Algeria and Yemen both saw protest marches on Saturday,
both of which were crushed with reasonable brutality. Not that these movements seem entirely in vain: in Yemen, opposition groups have arranged to meet with the government to discuss a range of concessions pitched up last week, chief amongst them the announcement that the current President will not run at the 2013 election, while in Algeria there has been some mention of ending the emergency law which has been operating for the last 19 years. However, such law has not yet been revoked, and it was used on Saturday to arrest hundreds of protesters.
Features
An article in the Globe and Mail about Egypt and being
reminded what the concept of revolution - of its hopes and fears and opportunities and disasters - stands for. A stirring account of humanity's sometimes misguided passion for overthrow and reconstruction.
The fascinating story of a woman's search for the killer of her father, and the shady world of the mafia, casinos and Native American reservations it led her to.
Oddities/Curiosities
With another despotic leader being quietly removed to the outside world, presumably to spend his days on a beach somewhere drinking cocktails out of gold-plated coconuts, Crikey has compiled
a handy list of recently removed dictators, their current locations and the amount of ill-gotten money they're frittering away on gold-plated coconuts.

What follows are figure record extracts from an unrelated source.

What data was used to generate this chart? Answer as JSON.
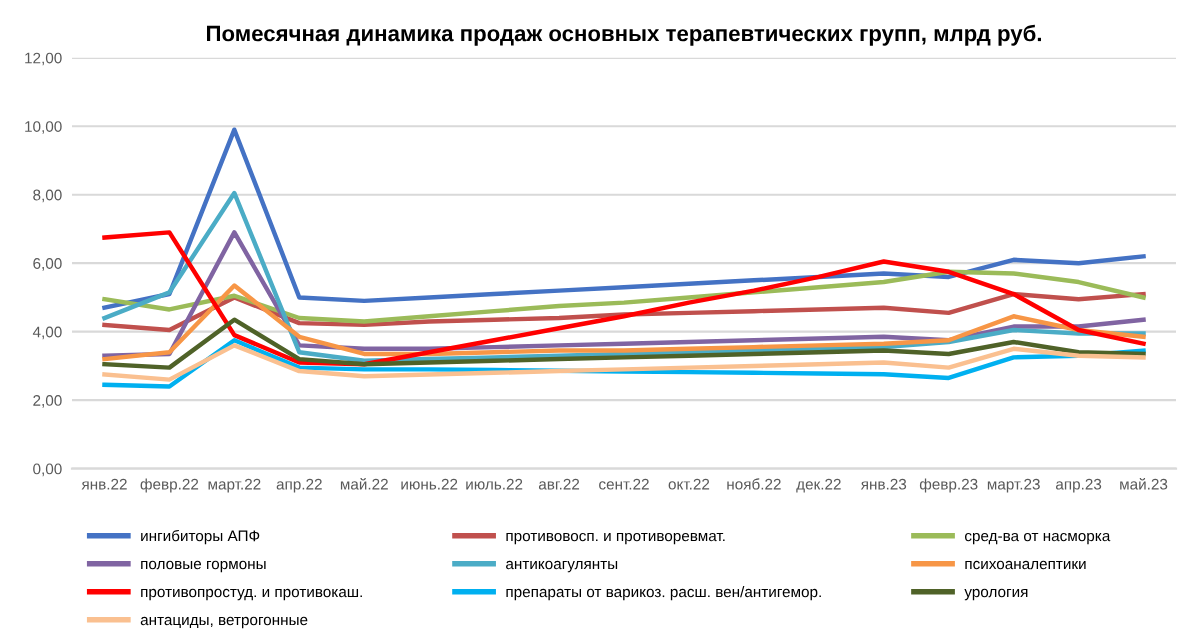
{
  "chart_data": {
    "type": "line",
    "title": "Помесячная динамика продаж основных терапевтических групп, млрд руб.",
    "categories": [
      "янв.22",
      "февр.22",
      "март.22",
      "апр.22",
      "май.22",
      "июнь.22",
      "июль.22",
      "авг.22",
      "сент.22",
      "окт.22",
      "нояб.22",
      "дек.22",
      "янв.23",
      "февр.23",
      "март.23",
      "апр.23",
      "май.23"
    ],
    "series": [
      {
        "name": "ингибиторы АПФ",
        "color": "#4472c4",
        "values": [
          4.7,
          5.1,
          9.9,
          5.0,
          4.9,
          5.0,
          5.1,
          5.2,
          5.3,
          5.4,
          5.5,
          5.6,
          5.7,
          5.6,
          6.1,
          6.0,
          6.2
        ]
      },
      {
        "name": "противовосп. и противоревмат.",
        "color": "#c0504d",
        "values": [
          4.2,
          4.05,
          5.0,
          4.25,
          4.2,
          4.3,
          4.35,
          4.4,
          4.5,
          4.55,
          4.6,
          4.65,
          4.7,
          4.55,
          5.1,
          4.95,
          5.1
        ]
      },
      {
        "name": "сред-ва от насморка",
        "color": "#9bbb59",
        "values": [
          4.95,
          4.65,
          5.05,
          4.4,
          4.3,
          4.45,
          4.6,
          4.75,
          4.85,
          5.0,
          5.15,
          5.3,
          5.45,
          5.75,
          5.7,
          5.45,
          5.0
        ]
      },
      {
        "name": "половые гормоны",
        "color": "#8064a2",
        "values": [
          3.3,
          3.35,
          6.9,
          3.6,
          3.5,
          3.5,
          3.55,
          3.6,
          3.65,
          3.7,
          3.75,
          3.8,
          3.85,
          3.75,
          4.15,
          4.15,
          4.35
        ]
      },
      {
        "name": "антикоагулянты",
        "color": "#4bacc6",
        "values": [
          4.4,
          5.15,
          8.05,
          3.4,
          3.15,
          3.2,
          3.25,
          3.3,
          3.35,
          3.4,
          3.45,
          3.5,
          3.55,
          3.7,
          4.05,
          3.95,
          3.95
        ]
      },
      {
        "name": "психоаналептики",
        "color": "#f79646",
        "values": [
          3.2,
          3.4,
          5.35,
          3.85,
          3.35,
          3.35,
          3.4,
          3.45,
          3.45,
          3.5,
          3.55,
          3.6,
          3.65,
          3.75,
          4.45,
          4.05,
          3.85
        ]
      },
      {
        "name": "противопростуд. и противокаш.",
        "color": "#ff0000",
        "values": [
          6.75,
          6.9,
          3.9,
          3.1,
          3.05,
          3.4,
          3.75,
          4.1,
          4.45,
          4.85,
          5.2,
          5.6,
          6.05,
          5.75,
          5.1,
          4.05,
          3.65
        ]
      },
      {
        "name": "препараты от варикоз. расш. вен/антигемор.",
        "color": "#00b0f0",
        "values": [
          2.45,
          2.4,
          3.75,
          2.95,
          2.9,
          2.9,
          2.88,
          2.86,
          2.84,
          2.82,
          2.8,
          2.78,
          2.76,
          2.65,
          3.25,
          3.3,
          3.45
        ]
      },
      {
        "name": "урология",
        "color": "#4f6228",
        "values": [
          3.05,
          2.95,
          4.35,
          3.2,
          3.05,
          3.1,
          3.15,
          3.2,
          3.25,
          3.3,
          3.35,
          3.4,
          3.45,
          3.35,
          3.7,
          3.4,
          3.35
        ]
      },
      {
        "name": "антациды, ветрогонные",
        "color": "#fac090",
        "values": [
          2.75,
          2.6,
          3.6,
          2.85,
          2.7,
          2.75,
          2.8,
          2.85,
          2.9,
          2.95,
          3.0,
          3.05,
          3.1,
          2.95,
          3.5,
          3.3,
          3.25
        ]
      }
    ],
    "ylim": [
      0,
      12
    ],
    "yticks": [
      {
        "value": 0,
        "label": "0,00"
      },
      {
        "value": 2,
        "label": "2,00"
      },
      {
        "value": 4,
        "label": "4,00"
      },
      {
        "value": 6,
        "label": "6,00"
      },
      {
        "value": 8,
        "label": "8,00"
      },
      {
        "value": 10,
        "label": "10,00"
      },
      {
        "value": 12,
        "label": "12,00"
      }
    ],
    "grid": "y",
    "legend": "bottom",
    "marker": "none",
    "line_style": "solid"
  }
}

If you're anything like me, you both love the internet and presume that it is, these days, as capable of being killed as is space itself. However, researchers in Minnesota have discovered that
you could conceivably take the entire Internet down with as few as 250 000 remotely networked computers. Which, to the average consumer, does seem like a lot of computers, but when you consider that
the world just passed the 4.3 billion internet connections mark last week, securing that many doesn't seem entirely unreasonable. I'd say this has a 50-50 chance of being done by terrorists/rogue states or a coalition of old folk who just really, really want things to go back to how they were.
Video
A beautiful and emotive sequence of images and interviews from the aftermath of Mubarak's resignation.
The raw emotion and sense of pride recaptured is quite moving.